Il y a cette question récurrente à chaque signature d’un pilote étranger au sein d’une structure Française. “Pourquoi ne pas avoir choisi un pilote Français ?”. Quelle réponse apporte-t-on à cette question ?

La réponse est simple. On a contacté Alexis Fueri l’été dernier mais il a fait d’autres choix. Ensuite, il n’y avait plus personne de disponible en France, Maxime Grau et Marc-Antoine Rossi étaient sous contrat, donc le tour a été vite fait en France pour espérer faire des résultats et travailler sur l’avenir en EMX250. Notre objectif est de rouler devant ou de faire progresser des pilotes qui peuvent faire progresser leur niveau afin d’atteindre les premiers rôles en travaillant avec nous et notre entraineur Thierry Van Den Bosch. Il y a quelques jeunes qui ne sont pas mauvais en France mais ils sont encore trop jeunes pour le niveau de l’Europe 250, qui est très proche de celui du mondial MX2. Il ne faut pas oublier que nous avons Quentin Prugnieres qui est Français !

Dans un avenir proche, est-il envisageable de voir Bud Racing Kawasaki tenter l’aventure Américaine en Supercross US, connaissant ton attrait pour les championnats AMA ?

OUI, c’est une possibilité de participer au Supercross US 250 sur la côte Ouest afin de préparer nos pilotes au World Supercross. Si nous voulons rouler devant sur le World SX à l’avenir, et que les meilleurs pilotes Américains se contentent de rester aux USA, on devra faire monter le niveau Français/Européen et former nos pilotes. Dans ce cas, participer au championnat SX US est une évidence en plus du SX Tour et des différents SX Internationaux. On va d’ailleurs construire deux nouvelles pistes de Supercross au BUD Racing training camp afin de pouvoir être autonome dans nos entrainements et progresser, mais aussi pour tester les motos dans des conditions de course.

Matt Moss a décroché le titre de Prince Of Paris en 2022, sous les couleurs Bud Racing Kawasaki

Il y a encore peu, Bud Racing Kawasaki avait un programme sur l’Europe 125, ainsi que des pilotes qui évoluaient sur le mondial MX2. Nous en avons déjà discuté verbalement, mais peut-on expliquer aux lecteurs pourquoi avoir dernièrement décidé de ne plus poursuivre ces programmes ?

Le championnat d’Europe 250 est le championnat de motocross idéal pour les jeunes, c’est le tremplin avant de se battre contre les meilleurs pilotes du championnat du monde MX2. Il correspond bien car on représente Kawasaki en championnat d’Europe et Kawasaki ne fabrique plus de 125cc 2 temps pour l’EMX125. Le Mondial MX2 se déroule sur trop de courses actuellement et les trajets sont trop lointains.

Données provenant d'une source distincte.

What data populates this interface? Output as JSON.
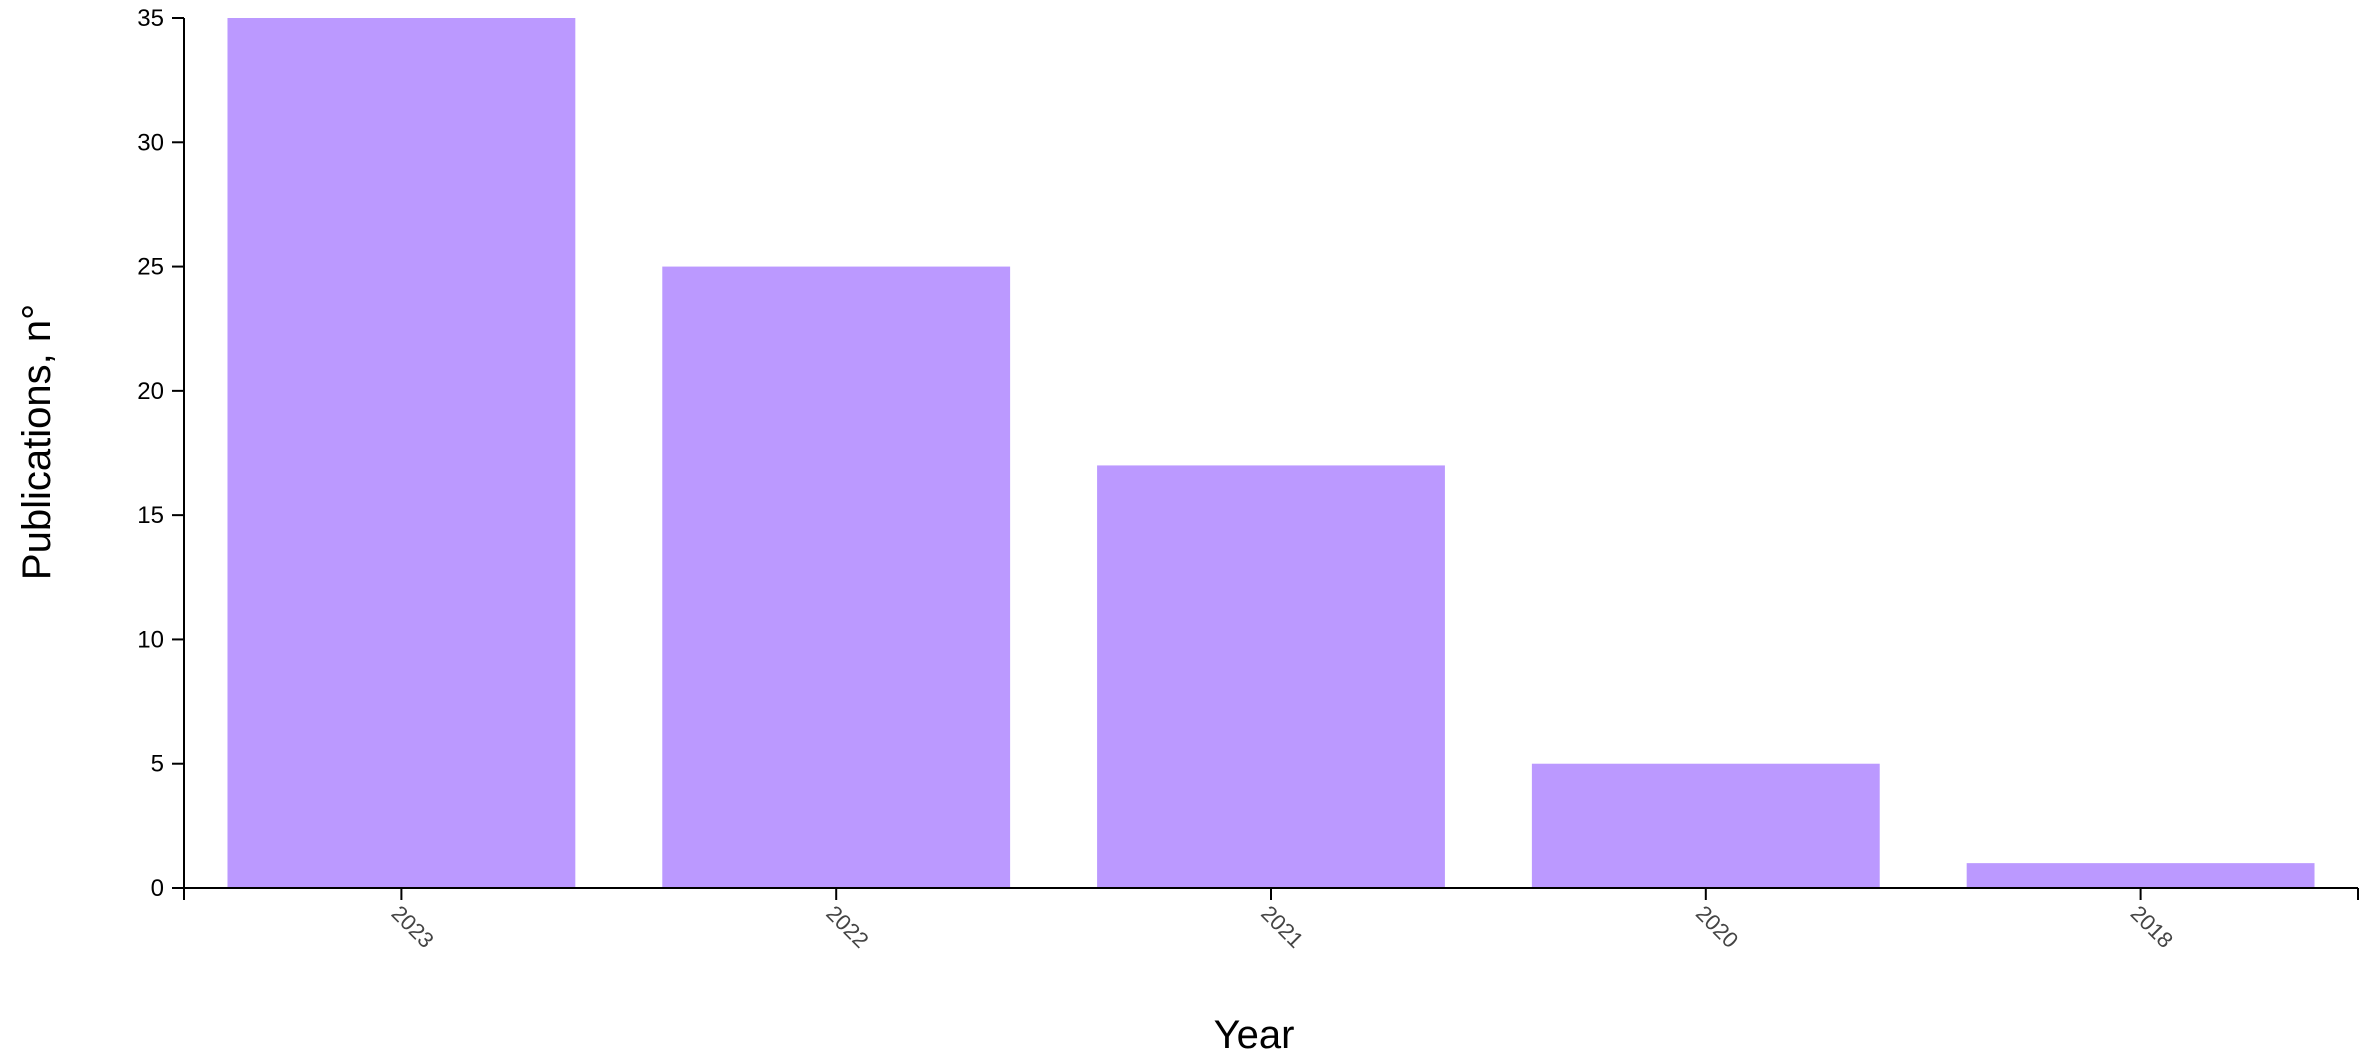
{
  "chart_data": {
    "type": "bar",
    "categories": [
      "2023",
      "2022",
      "2021",
      "2020",
      "2018"
    ],
    "values": [
      35,
      25,
      17,
      5,
      1
    ],
    "xlabel": "Year",
    "ylabel": "Publications, n°",
    "ylim": [
      0,
      35
    ],
    "yticks": [
      0,
      5,
      10,
      15,
      20,
      25,
      30,
      35
    ],
    "grid": false,
    "legend": "none",
    "colors": {
      "bar": "#bb99ff",
      "axis": "#000000",
      "x_tick_text": "#444444"
    }
  }
}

En EMX250, on doit travailler pour avoir des motos aussi performantes qu’en Mondial, c’est bien pour continuer d’évoluer dans le développement de pièces et préparations pour BUD racing. On se concentre sur la course et la performance, alors qu’en Mondial, on passe une grosse partie de notre énergie à gérer la logistique, les voyages… et il faut des moyens colossaux.

On a vu les usines Américaines mettre leur veto à une poignée de pilotes qui souhaitaient s’engager sur le WSX pour la première saison. En 2023, le championnat WSX s’étend sur 6 dates. Avec l’arrivée du nouveau “championnat” SuperMotocross qui étend la saison des pilotes AMA – pour faire barrage au WSX – est-ce qu’en tant qu’équipe, on rencontre d’autant plus de difficultés pour attirer des pilotes AMA sur ce WSX ?

Oui bien sûr. Les Américains ont mis des moyens pour faire en sorte que les tops pilotes US ne puissent pas venir sur le World SX en 2023 ! Ils ont vu que ce championnat pouvait vraiment être l’avenir et ils font de gros efforts pour que cela n’arrive pas, en bloquant et obligeant leurs meilleurs pilotes à rester aux USA. Ce n’est pas facile pour nous d’intégrer des Américains qui nous plaisent dans ces nouvelles conditions. C’est pour ça que je pense que les jeunes Français / Européens doivent saisir leur chance de progresser et rouler un maximum en Supercross afin saisir leur chance de rouler en WSX dans les années futures. Les Américains ne naissent pas meilleurs que les autres en Supercross, mais ils en font depuis toujours et s’entrainent dans la discipline. Si les autres font pareil, ils atteindront le niveau US. Regarde en MXGP, maintenant que le Motocross se pratique dans de nombreux « nouveaux » pays, on peut voir des Slovènes, Danois, Estoniens, Norvégiens, Lettons… rouler devant en mondial alors qu’avant on restait dans le cercle Belges/Néerlandais/Britanniques/Français/Italiens ! On peut faire la même chose en Supercross et être aussi bon que les Ricains à condition de s’en donner les moyens.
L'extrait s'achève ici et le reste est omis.